In the third quarter, Hims launched TV advertising campaigns with the NFL during prime time games on Sunday, Monday and Thursday. Nodding to the growth of CTV, Hers is appearing more during Hulu programs. It also has a celebrity lined up for 2023, but isn’t announcing who just yet.

“As other companies across the landscape continue to decrease their marketing investments, we have seized a significant opportunity to capture mindshare, generate high ROI and further deepen the relationship people have with our brand,” CEO Andrew Dudum said. “This year, we have doubled down on high-profile opportunities that focus on specific demographics and extend our reach to new audiences.”

Olaplex: Sampling with existing retail partners

a stage at a conference

Olaplex CEO JuE Wong (left) on stage at ShopTalk. (File photo)

Olaplex, a haircare brand that specializes in bond-building, revised its forecast for full-year sales downward to project 12-15% lower than its previous estimates. With this, professional channel sales declined 16% year-over-year vs. a 58% increase in the same quarter of last year, while 2.6% to $39.3 million, following an 87% increase last year. The brand also saw a key US DTC customer reduce orders to meet lower targeted levels of inventory.

As it seeks to address this, one of the company’s goals is to accelerate demand, CEO JuE Wong said on the company’s third quarter earnings call.

“In the U.S. we have relaunched our pro affiliate program, providing stylists with the ability to receive a commission on net sales when their customers buy Olaplex using an affiliate code at olaplex.com,” Wong said. “In our specialty retail channel, we are enhancing exposure with several of our key retail partners and introducing programs that are designed to drive trial and customer acquisitions.”

One of the ways it is doing this is by starting to participate in sampling for Buy Online Pickup in Store (BOPIS) at Sephora next year. Through this, 500,000 samples of the brand’s No. 3 Hair Perfector will be made available.

It will also be testing a new initiative with Ulta Beauty.

“At Ulta, we will be tapping into a 360 retail salon cross-shop strategy starting in January, providing our No. 3 sample with any Olaplex salon service,” Wong said. “When we tested this at another retailer with a salon presence, we saw nearly 100% conversion to full size, and hope to also see positive results at Ulta.”

At both retailers, a third-party field sales team that is trained by Olaplex will also be deployed into 75 of the top stores next year. The brand sees a big opportunity for growth in this area, Wong said.

“In the specialty retail channel, we have significant white space in penetration. In Sephora U.S., we believe approximately 12% of total Sephora shoppers purchase Olaplex, while a best-in-class brand across categories is closer to 20% to 25%. We have significant room to grow,” Wong said.

Grove Collaborative: Pharmacy and grocery store expansion

Home and personal care goods marketplace Grove Collaborative said net revenue declined 18% year-over-year in the third quarter, while total orders were down 26% year-over-year, and active customers were down 15% year-over-year. Meanwhile, DTC net revenue was up 7% year-over-year. The brand is in the midst of executing a plan to overhaul itself, which included a reduction of 18% of its corporate workforce as it sought to reduce operating expenses.

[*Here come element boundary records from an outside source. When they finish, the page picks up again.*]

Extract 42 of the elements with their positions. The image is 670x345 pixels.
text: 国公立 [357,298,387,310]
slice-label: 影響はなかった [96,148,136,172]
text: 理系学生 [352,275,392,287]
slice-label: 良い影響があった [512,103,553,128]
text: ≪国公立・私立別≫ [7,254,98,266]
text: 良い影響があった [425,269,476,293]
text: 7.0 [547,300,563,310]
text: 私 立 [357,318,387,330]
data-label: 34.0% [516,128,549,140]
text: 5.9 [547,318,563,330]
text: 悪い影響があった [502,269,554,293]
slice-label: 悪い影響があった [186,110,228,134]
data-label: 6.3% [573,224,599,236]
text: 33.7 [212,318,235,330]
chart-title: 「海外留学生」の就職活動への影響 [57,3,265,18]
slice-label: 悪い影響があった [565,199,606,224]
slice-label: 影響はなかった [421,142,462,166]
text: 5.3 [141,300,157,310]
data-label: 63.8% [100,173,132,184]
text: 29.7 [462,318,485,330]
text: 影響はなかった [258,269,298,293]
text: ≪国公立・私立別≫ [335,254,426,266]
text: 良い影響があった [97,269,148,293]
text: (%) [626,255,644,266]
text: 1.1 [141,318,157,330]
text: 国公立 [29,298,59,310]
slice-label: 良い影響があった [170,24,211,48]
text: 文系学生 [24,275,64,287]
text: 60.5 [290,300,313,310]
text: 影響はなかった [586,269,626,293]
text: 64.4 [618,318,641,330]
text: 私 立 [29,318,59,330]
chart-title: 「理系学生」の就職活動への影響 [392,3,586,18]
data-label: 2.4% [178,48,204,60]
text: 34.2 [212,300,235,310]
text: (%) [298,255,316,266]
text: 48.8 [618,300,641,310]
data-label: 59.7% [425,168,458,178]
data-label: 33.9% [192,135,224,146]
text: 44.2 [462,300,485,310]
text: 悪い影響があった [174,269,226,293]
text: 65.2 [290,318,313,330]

While it sells a mix of brands on its marketplace, goods that are made and sold by Grove Collaborative made up 46.9% of revenue in the quarter. While it continues to hone its DTC platform, the products are also starting to appear in more physical retail stores. There’s an opportunity to meet demand there, as 90% of sales in personal care take place in-person, said CEO Stuart Landesberg.

The company inked its first partnership with a drugstore, making its products available in 2,200 CVS stores. It also partnered with regional grocery chains Harris Teeter and H-E-B.

“We continue to generate strong interest in our brand with retail buyers, and we look forward to announcing additional partnerships as we are able,” Landesberg said. “We remain incredibly excited about this capital-efficient growth channel.”